When I began working with the sentence-completion technique, I found the way to demonstrate easily, to myself and my clients, the functional utility of much of their self-condemnation. The essence of the sentence-completion technique is that the client is given a sentence stem by the therapist and asked to keep repeating the stem, adding a different ending each time, generally going as rapidly as possible, without worrying whether each ending is literally true and without worrying whether one ending might conflict with another.*
Whenever I suspected the presence of the problem I have been discussing, I asked the individual to work with the stem “If it turns out I’m not a bad person and never was—.” Here are the kind of endings I hear over and over again.
If it turns out I’m not a bad person and never was—
Then I don’t understand mother.
What has my whole life been about?
My father was crazy!
I don’t understand anything or anybody!
No, no, this is too frightening even to think about!

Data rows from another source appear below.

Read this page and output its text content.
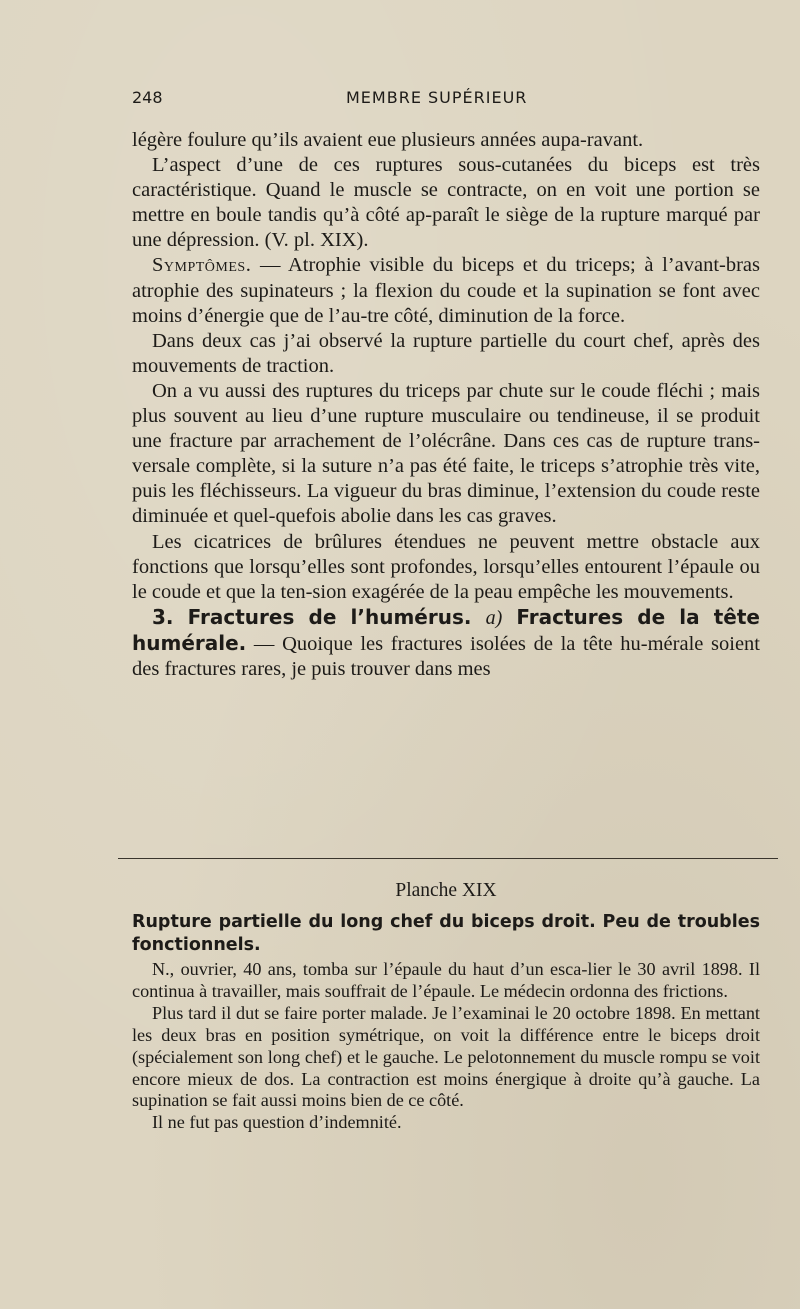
248	MEMBRE SUPÉRIEUR

légère foulure qu’ils avaient eue plusieurs années aupa-ravant.

L’aspect d’une de ces ruptures sous-cutanées du biceps est très caractéristique. Quand le muscle se contracte, on en voit une portion se mettre en boule tandis qu’à côté ap-paraît le siège de la rupture marqué par une dépression. (V. pl. XIX).

Symptômes. — Atrophie visible du biceps et du triceps; à l’avant-bras atrophie des supinateurs ; la flexion du coude et la supination se font avec moins d’énergie que de l’au-tre côté, diminution de la force.

Dans deux cas j’ai observé la rupture partielle du court chef, après des mouvements de traction.

On a vu aussi des ruptures du triceps par chute sur le coude fléchi ; mais plus souvent au lieu d’une rupture musculaire ou tendineuse, il se produit une fracture par arrachement de l’olécrâne. Dans ces cas de rupture trans-versale complète, si la suture n’a pas été faite, le triceps s’atrophie très vite, puis les fléchisseurs. La vigueur du bras diminue, l’extension du coude reste diminuée et quel-quefois abolie dans les cas graves.

Les cicatrices de brûlures étendues ne peuvent mettre obstacle aux fonctions que lorsqu’elles sont profondes, lorsqu’elles entourent l’épaule ou le coude et que la ten-sion exagérée de la peau empêche les mouvements.

3. Fractures de l’humérus. a) Fractures de la tête humérale. — Quoique les fractures isolées de la tête hu-mérale soient des fractures rares, je puis trouver dans mes

Planche XIX
Rupture partielle du long chef du biceps droit. Peu de troubles fonctionnels.

N., ouvrier, 40 ans, tomba sur l’épaule du haut d’un esca-lier le 30 avril 1898. Il continua à travailler, mais souffrait de l’épaule. Le médecin ordonna des frictions.

Plus tard il dut se faire porter malade. Je l’examinai le 20 octobre 1898. En mettant les deux bras en position symétrique, on voit la différence entre le biceps droit (spécialement son long chef) et le gauche. Le pelotonnement du muscle rompu se voit encore mieux de dos. La contraction est moins énergique à droite qu’à gauche. La supination se fait aussi moins bien de ce côté.

Il ne fut pas question d’indemnité.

Then what was the matter with my parents?
I want to kill mother!
I feel
rage!
I feel fear!
I feel my whole life has been a sham!
I’m so hurt and angry!
Then it’s all been so unfair!
Then I’m an orphan, and I’ve always been an orphan!
Then why did they do the things they did?
How am I ever going to understand anything?
I’m alone, I’m alone, I’m alone.
The child within us, who long ago turned to self-condemnation to make sense out of the world and to survive, can have great difficulty, even now, relinquishing the notion of “badness.” We cling to the strategy of self-blame, perpetuating it by behaviors we ourselves condemn, not ever noticing that the need for the strategy has long passed, that the strategy that may have helped us at age five is killing us at age thirty-five, forty-five, fifty-five, or sixty-five.
When clients in therapy come to understand this, they begin to realize that the most courageous task life may ever ask of them is to relinquish their attachment to the vision of themselves as inadequate, unworthy, not enough. Because on the day they give up that strategy, they will stand face to face with the fact of their own aloneness and with a need to accept responsibility for their own existence as adults.